Here is some back ground, you might skip it if you are familiar with Poizat's definition:

There are two definitions of p- equivalent given in Poizat's A course in Model Theory, one via local isomorphism and the other via formal language. I think to compare the two view, it is crucial to compare this twos definitions.

Let ${\bf M}=(M, R)$, ${\bf N}=(N, S)$ structures with $ R, S$ $m$-ary relations.

Formal language definition:

Two $n$-tupe $\vec{a},\vec{b}$ are $p$-equivalent if and only if they satisfy the same formula in the language with quantifier rank at most $p$.

Local isomorphism definition: (Fraissean point of view)

A local isomorphism $s$ from $\bf M$ to $\bf N$ is defined to be an isomorphism between the a restriction of $\bf M$ to a finite set $\vec{a}$ to the restriction of $\bf N$ to a finite set $\vec{b}$. 0-isomorphism are local isomorphisms. A local isomorphism $s$ is a $p+1$-isomorphism iff

1) Forth condition: for any element $c$ in $M$ there is $d$ in $N$, and $t$ a $p$-isomorphism which map $c$ to$d$ and extends $s$.

2) Back condition: for any element $d$ in $N$ there is $c$ in $M$, and $t$ a $p$-isomorphism which map $c$ to $d$ and extends $s$.

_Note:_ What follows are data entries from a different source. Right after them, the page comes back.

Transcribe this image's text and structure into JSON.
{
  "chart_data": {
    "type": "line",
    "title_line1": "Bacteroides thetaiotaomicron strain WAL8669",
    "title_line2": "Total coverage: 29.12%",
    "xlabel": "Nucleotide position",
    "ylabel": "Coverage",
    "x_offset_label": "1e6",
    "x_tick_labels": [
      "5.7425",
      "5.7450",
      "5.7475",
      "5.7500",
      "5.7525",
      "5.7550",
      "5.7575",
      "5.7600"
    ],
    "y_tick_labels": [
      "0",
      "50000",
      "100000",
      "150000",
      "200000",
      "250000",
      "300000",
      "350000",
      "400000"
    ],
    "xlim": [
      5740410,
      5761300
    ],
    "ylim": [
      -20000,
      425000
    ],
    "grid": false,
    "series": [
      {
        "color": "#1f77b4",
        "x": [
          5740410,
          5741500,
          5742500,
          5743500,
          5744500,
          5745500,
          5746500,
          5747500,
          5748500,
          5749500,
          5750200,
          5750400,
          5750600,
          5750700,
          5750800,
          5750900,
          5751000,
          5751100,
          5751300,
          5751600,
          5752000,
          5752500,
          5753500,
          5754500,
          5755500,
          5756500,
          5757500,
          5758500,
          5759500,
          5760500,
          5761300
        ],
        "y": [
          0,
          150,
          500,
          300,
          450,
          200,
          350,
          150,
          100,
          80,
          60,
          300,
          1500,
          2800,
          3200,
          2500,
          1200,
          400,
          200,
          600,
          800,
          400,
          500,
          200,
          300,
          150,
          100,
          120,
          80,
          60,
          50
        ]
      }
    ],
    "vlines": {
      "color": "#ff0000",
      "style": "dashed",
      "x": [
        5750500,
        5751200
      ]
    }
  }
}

Two $n$-tupe $\vec{a},\vec{b}$ are $p$-equivalent if there is a $p$ automorphism that maps one into another

First, we try to answer the question about syntax. We can unravel the local isomorphism definition to make it more like the language one, we get the following:

Two $n$-tupe $\vec{a},\vec{b}$ are $p$-equivalent iff all the following are satisfied

$ \forall c_p \in M, \exists d_p \in N,$ $ \forall c_{p-1} \in M, \exists d_{p-1} \in N,$...( all statements about $\vec{a}, c_p, c_{p-1}, c_{p-2}, ...c_1 ) \leftrightarrow$ ( all statements about $\vec{b}, d_p, d_{p-1}, d_{p-2}, ...d_1 $ )

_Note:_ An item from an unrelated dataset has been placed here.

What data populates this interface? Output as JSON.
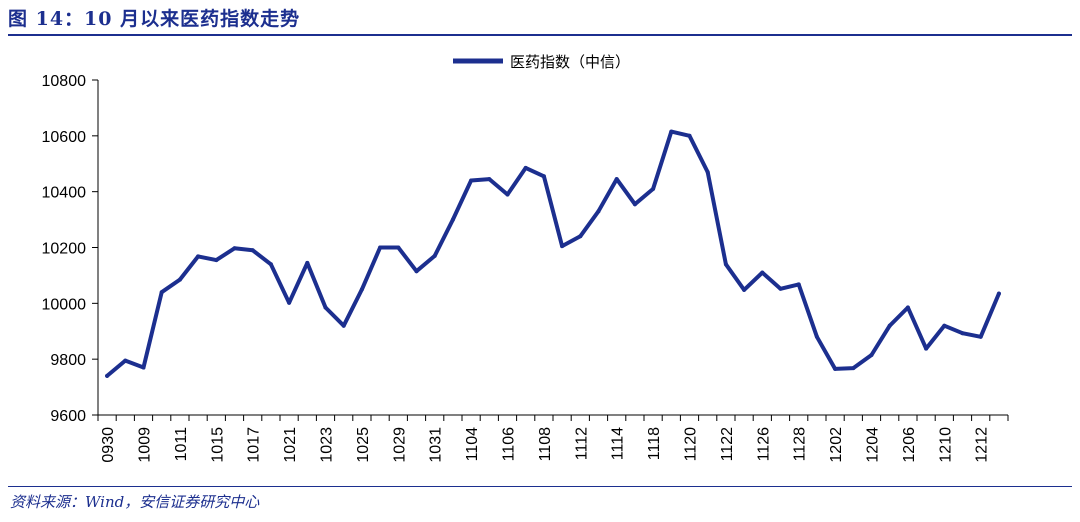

$ \forall d_p \in N, \exists c_p \in M,$ $ \forall c_{p-1} \in M, \exists d_{p-1} \in N,$...( all statements about $\vec{a}, c_p, c_{p-1}, c_{p-2}, ...c_1 ) \leftrightarrow$ ( all statements about $\vec{b}, d_p, d_{p-1}, d_{p-2}, ...d_1 $ )

... ( all alternation between $c_i \in M$ and $d_i \in N$).

I think was wrong in the question. There was some genuine difference between the Fraissean view and the traditional view. In both cases we do use (formal or informal) quantifiers. But in traditional view the quantifier was on each domain and in the Fraissean view the quantifier is running back and forth between two domains. However, this difference does NOT shows Fraissean view point is anymore free from language than the traditional view. (The quantifier is even more complicated, in fact. But it is not the point).

I think the difference is like this: The traditional view point characterize local morphism in term of invariance. (In this case, it preserve the statements with at most p quantifier). The Fraissean view point describe the morphisms directly through induction. Both are useful. The traditional view point is used in the proof of compactness (I don't know if this can be done in an easy way using the Fraissean view). The Fraissean view is important in many applications: To show that many theories are complete.

How about deduction rules?

I think we can define the deduction rule on the model side in an adhoc way (or may be not so adhoc) but it seems rather irrelevant here. So my previous concern is not correct.

I think that it is right that model theory can be developed independent of deduction rules. Perhaps that is because two equivalent statement are exactly the same to all model. I still don't understand exactly the relationship between Fraissean approach and this.